In the style of Forrest Gump, when we hit the end of the road at the tip of South America, we figured since we’d gone this far we might as well turn back around and just keep on going. So that is what we did. We turned the van north heading for warmer weather, some final adventures, and eventually the port city from which we would be shipping Chimera back to the United States.
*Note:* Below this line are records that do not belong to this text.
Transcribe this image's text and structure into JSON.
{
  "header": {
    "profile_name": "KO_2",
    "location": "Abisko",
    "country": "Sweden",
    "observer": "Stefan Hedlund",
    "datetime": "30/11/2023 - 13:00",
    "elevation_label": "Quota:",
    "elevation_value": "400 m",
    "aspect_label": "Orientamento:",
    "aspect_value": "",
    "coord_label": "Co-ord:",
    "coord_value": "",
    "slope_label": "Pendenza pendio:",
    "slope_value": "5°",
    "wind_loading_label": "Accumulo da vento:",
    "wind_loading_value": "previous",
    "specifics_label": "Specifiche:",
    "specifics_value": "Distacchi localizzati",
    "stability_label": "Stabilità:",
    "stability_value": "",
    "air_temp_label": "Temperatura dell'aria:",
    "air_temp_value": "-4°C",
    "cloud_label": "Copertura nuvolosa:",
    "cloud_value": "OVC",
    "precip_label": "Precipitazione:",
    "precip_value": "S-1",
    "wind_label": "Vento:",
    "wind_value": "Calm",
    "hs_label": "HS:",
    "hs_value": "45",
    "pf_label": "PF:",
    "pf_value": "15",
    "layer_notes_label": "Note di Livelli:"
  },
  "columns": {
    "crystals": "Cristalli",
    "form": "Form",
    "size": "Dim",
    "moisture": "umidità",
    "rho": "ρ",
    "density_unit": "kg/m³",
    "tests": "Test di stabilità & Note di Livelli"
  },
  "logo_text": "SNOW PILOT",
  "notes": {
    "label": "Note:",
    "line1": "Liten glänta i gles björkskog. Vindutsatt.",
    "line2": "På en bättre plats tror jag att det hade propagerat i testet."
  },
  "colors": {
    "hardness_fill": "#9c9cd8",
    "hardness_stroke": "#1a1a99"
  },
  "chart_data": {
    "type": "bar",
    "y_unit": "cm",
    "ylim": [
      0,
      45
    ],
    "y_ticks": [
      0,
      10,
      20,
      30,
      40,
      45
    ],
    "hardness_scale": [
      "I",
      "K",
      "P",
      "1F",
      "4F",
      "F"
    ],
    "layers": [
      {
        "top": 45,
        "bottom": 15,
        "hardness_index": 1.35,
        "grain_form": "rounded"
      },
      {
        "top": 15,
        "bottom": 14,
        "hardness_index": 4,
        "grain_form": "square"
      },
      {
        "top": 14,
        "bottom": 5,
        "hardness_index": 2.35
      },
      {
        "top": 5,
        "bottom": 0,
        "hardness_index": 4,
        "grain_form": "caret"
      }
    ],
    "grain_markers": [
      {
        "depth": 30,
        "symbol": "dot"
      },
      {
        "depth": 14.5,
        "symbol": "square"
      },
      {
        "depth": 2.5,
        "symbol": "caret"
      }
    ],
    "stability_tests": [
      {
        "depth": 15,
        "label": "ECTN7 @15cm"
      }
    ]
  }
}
When we planned this adventure we decided that in general we were going to drive south, we’d stick to the west coast to take advantage of both mountains and beaches, and we’d definitely spend some time in Patagonia, but we never specifically had a destination. Our intention was to enjoy the journey and not focus on the destination. However, we knew that technically the southern end of the Pan-American Highway is in Ushuaia, Argentina, and that Tierra del Fuego was beautiful, so we had in the back of our minds that it would be awesome to go all the way to the end of the road. At one point we weren’t sure we’d make it that far south. The endless washboard roads have been taking their toll on the van and on our nerves and we considered just stopping somewhere nice to hang out for a while instead of pushing further south. But we kept moving on. When we finally pulled into Ushuaia, just five days shy of one year on the road, a fiercely cold wind was blowing the rain sideways and the world was gray, but we couldn’t stop grinning from ear to ear. We had made it all the way south. And it was a fantastic journey.
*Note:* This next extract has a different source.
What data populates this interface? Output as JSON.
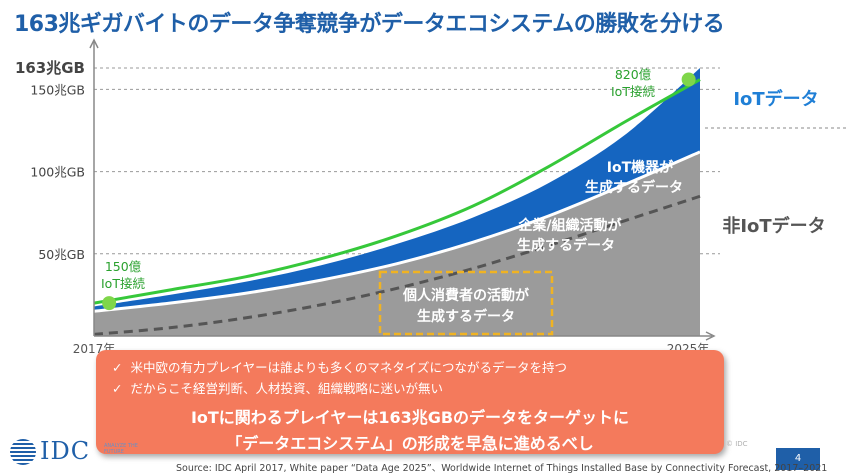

Long before we left on this journey we had dreamt of exploring the magical world of Patagonia. We imagined glacier-clad peaks looking over turquoise lakes, out of which ran bubbling rivers through verdant green forests, with deer, guanacos, and hares running wild and eagles gracing the skies. We realized that this was probably an unrealistic expectation, but we still had dreams of an enchanting place at the southern end of the world. As we fished, hiked, and camped our way through the Lakes District we realized our Patagonia dreams were beginning to come true. As we got further south, into the heart of the deep south, it only kept getting better. Patagonia showed us many faces, but almost all of them were beautiful and wild.
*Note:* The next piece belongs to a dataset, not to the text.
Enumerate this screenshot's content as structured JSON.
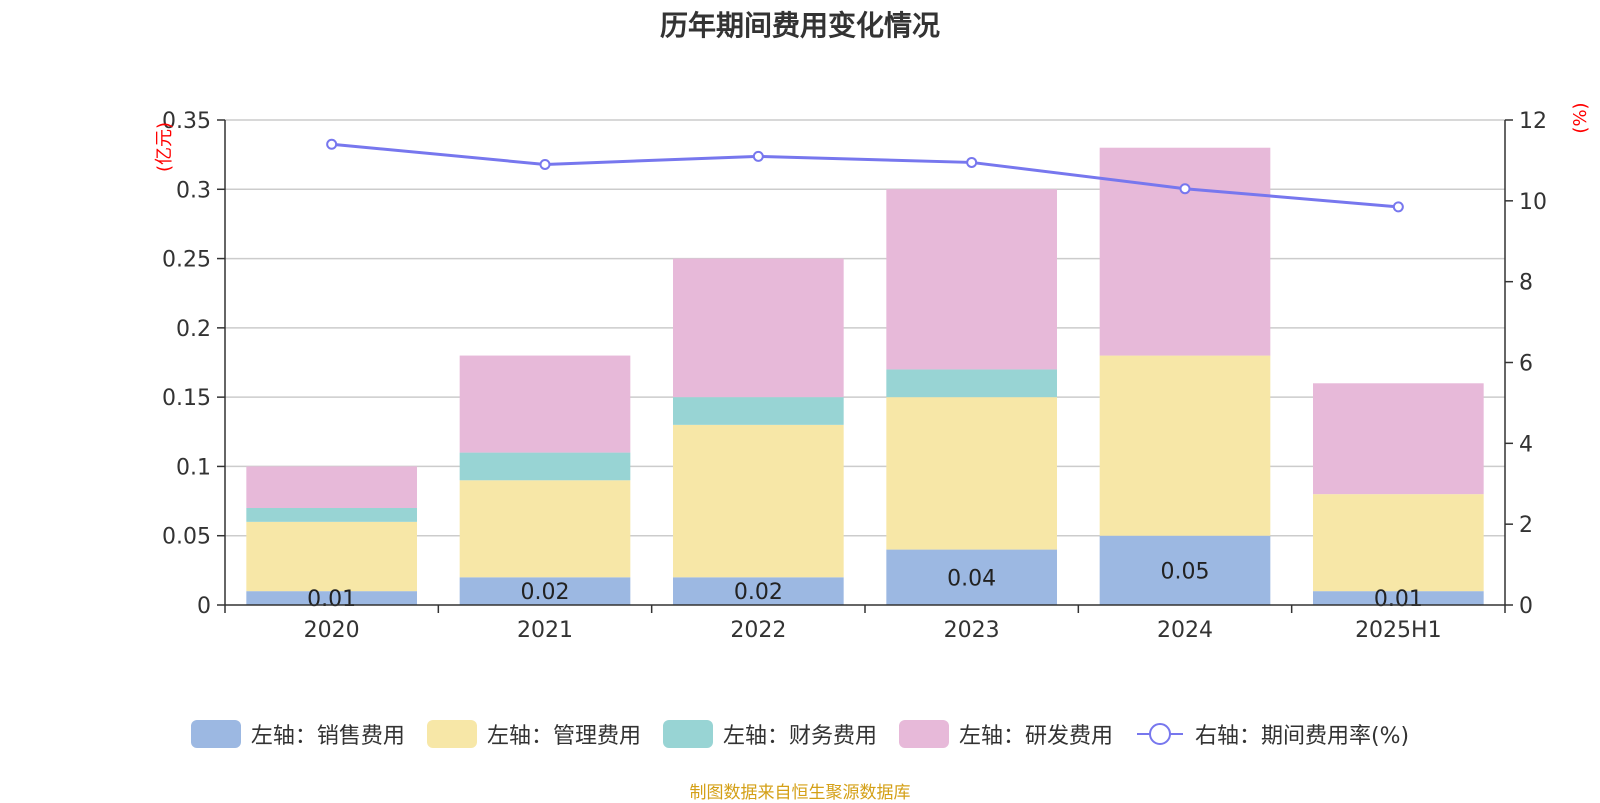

We never planned this to be a climbing trip, or a trekking trip, or a surfing trip, it was always meant to be an overlanding adventure. That being said, we’ve been very lucky to enjoy an abundance of great trekking, surfing, and climbing over the past year. One of the many amazing places we stumbled across where we could enjoy one of our hobbies was Piedra Parada, a climbing area in the dry steppe east of the green lushness of the Lakes District. We spent four warm sunny days working our muscles and tearing our fingers up on the big walls of the incredible Buitrera Canyon. The routes were well-bolted and fun, the walls were enormous, the canyon was breathtaking, the air was warm, and the beer waiting in the fridge for us was cold. Once again we were very glad that we hauled that heavy climbing gear with us all this way.